Les autres pays colonisateurs : du Portugal à l’Italie, en passant par l’astucieux repli des Britanniques à l’est et le triste résultat de la décolonisation belge en Afrique centrale, tous ont été moins ambitieux politiquement, plus pragmatiques économiquement. Moins actifs après leur « départ », ils ont voulu tourné la page, mais ils se sont aussi trompés.

L’Afrique doit enfin comprendre qu’elle est seule et qu’elle est forte, malgré tout. Que son destin lui appartiendra si elle décide de coopérer au lieu de combiner, de construire sa propre stratégie au lieu d’attendre que d’autres stratégies l’accompagnent.

Elle n’en prend pas le chemin actuellement. Certes, l’inimaginable jeu de dominos de l’Afrique francophone laisse les analystes et les nouvelles générations un peu perdus. On devine que les dramatiques événements du Mali, du Burkina Faso, du Niger sont voués à l’échec à terme, transformant ces pays en nouveaux califats aux ressources pillées par les quatre « ambitieux ». Par contre, la mise à bas de démocraties d’opérette par les militaires en Guinée ou au Gabon est plutôt une bonne nouvelle, si rapidement une alternative politique apparaît.

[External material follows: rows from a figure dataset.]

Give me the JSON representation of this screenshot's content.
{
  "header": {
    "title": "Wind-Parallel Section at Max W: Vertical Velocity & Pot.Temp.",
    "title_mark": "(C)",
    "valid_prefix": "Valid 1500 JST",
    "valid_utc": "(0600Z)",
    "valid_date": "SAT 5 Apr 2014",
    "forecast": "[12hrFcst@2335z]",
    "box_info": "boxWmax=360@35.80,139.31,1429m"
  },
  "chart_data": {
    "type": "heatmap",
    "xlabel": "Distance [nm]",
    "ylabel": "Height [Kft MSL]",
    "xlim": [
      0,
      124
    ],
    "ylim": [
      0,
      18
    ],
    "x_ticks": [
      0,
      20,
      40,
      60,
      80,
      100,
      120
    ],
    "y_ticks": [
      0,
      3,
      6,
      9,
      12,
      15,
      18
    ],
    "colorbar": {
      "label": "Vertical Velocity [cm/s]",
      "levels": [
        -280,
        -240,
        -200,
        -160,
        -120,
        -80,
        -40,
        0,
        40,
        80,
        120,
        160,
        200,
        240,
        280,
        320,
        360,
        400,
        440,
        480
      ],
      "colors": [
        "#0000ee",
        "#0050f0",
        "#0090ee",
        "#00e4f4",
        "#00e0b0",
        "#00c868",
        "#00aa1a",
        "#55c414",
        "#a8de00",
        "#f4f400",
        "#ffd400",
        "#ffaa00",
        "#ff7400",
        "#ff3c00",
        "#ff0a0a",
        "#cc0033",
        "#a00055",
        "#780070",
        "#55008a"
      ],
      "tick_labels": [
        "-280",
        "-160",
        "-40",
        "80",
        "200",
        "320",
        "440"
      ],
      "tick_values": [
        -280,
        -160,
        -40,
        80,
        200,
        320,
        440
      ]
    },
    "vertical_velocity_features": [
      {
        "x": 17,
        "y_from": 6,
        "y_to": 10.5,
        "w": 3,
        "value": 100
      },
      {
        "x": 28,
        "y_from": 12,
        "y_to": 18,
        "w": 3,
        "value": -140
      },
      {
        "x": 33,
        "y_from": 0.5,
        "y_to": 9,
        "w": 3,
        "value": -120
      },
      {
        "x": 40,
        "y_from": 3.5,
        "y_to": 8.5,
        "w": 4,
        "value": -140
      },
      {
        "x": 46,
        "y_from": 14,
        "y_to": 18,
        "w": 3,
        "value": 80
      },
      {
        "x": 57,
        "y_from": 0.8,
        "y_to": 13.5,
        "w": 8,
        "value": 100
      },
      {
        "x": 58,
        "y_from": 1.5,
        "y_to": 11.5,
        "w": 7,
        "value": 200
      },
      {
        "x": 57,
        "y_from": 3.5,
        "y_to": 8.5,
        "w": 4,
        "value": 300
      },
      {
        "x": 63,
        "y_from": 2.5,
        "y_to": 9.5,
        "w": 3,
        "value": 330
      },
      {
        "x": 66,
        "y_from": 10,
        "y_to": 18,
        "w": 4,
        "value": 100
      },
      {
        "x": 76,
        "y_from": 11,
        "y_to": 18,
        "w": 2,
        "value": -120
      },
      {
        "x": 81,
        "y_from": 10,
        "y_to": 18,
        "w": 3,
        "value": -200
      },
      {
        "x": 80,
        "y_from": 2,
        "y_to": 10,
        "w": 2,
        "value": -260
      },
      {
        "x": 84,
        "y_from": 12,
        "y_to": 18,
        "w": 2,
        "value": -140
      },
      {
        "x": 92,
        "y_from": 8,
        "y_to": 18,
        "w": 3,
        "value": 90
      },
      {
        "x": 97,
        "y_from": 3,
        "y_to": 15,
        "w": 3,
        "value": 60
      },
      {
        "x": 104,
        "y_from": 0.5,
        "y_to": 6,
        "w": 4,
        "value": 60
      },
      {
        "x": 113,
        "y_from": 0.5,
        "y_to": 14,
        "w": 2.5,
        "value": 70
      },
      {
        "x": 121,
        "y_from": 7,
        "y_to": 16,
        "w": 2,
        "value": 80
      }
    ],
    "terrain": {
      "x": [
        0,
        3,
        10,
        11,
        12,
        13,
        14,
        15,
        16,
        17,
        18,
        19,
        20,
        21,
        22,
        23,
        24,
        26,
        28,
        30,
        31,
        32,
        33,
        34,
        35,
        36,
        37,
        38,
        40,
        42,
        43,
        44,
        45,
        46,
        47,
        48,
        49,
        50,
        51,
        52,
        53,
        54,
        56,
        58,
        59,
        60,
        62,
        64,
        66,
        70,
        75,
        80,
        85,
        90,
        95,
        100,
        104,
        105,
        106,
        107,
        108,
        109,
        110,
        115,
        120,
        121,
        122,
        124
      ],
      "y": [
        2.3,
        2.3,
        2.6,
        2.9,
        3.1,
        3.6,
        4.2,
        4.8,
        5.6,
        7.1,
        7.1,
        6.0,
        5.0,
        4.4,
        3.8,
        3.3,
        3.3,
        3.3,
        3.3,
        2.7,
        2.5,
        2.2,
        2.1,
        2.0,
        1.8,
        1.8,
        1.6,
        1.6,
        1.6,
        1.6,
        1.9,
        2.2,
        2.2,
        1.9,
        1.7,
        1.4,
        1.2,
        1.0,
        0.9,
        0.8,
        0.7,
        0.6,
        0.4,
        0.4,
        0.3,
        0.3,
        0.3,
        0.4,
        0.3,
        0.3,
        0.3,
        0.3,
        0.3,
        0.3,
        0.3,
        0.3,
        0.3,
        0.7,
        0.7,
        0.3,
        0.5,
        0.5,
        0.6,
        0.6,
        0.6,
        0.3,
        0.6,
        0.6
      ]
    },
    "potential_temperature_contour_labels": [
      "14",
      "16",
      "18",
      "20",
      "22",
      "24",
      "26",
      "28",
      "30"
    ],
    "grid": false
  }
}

On aura peut-être enfin tourné le dos à la France-Afrique et à la captation des ressources au profit d’un petit nombre de « chefs à plumes » locaux.

Comment gérer et admettre surtout que ce qui est salutaire ici, soit néfaste chez le voisin ? La CEDEAO n’en dit rien, elle ne tranche pas et c’est fâcheux. Qu’elle invente vite son modèle de gouvernance continentale, en tirant les leçons des maladresses de l’Europe, en inventant son propre modèle qui ne sera jamais traduit du mandarin ou du cyrillique.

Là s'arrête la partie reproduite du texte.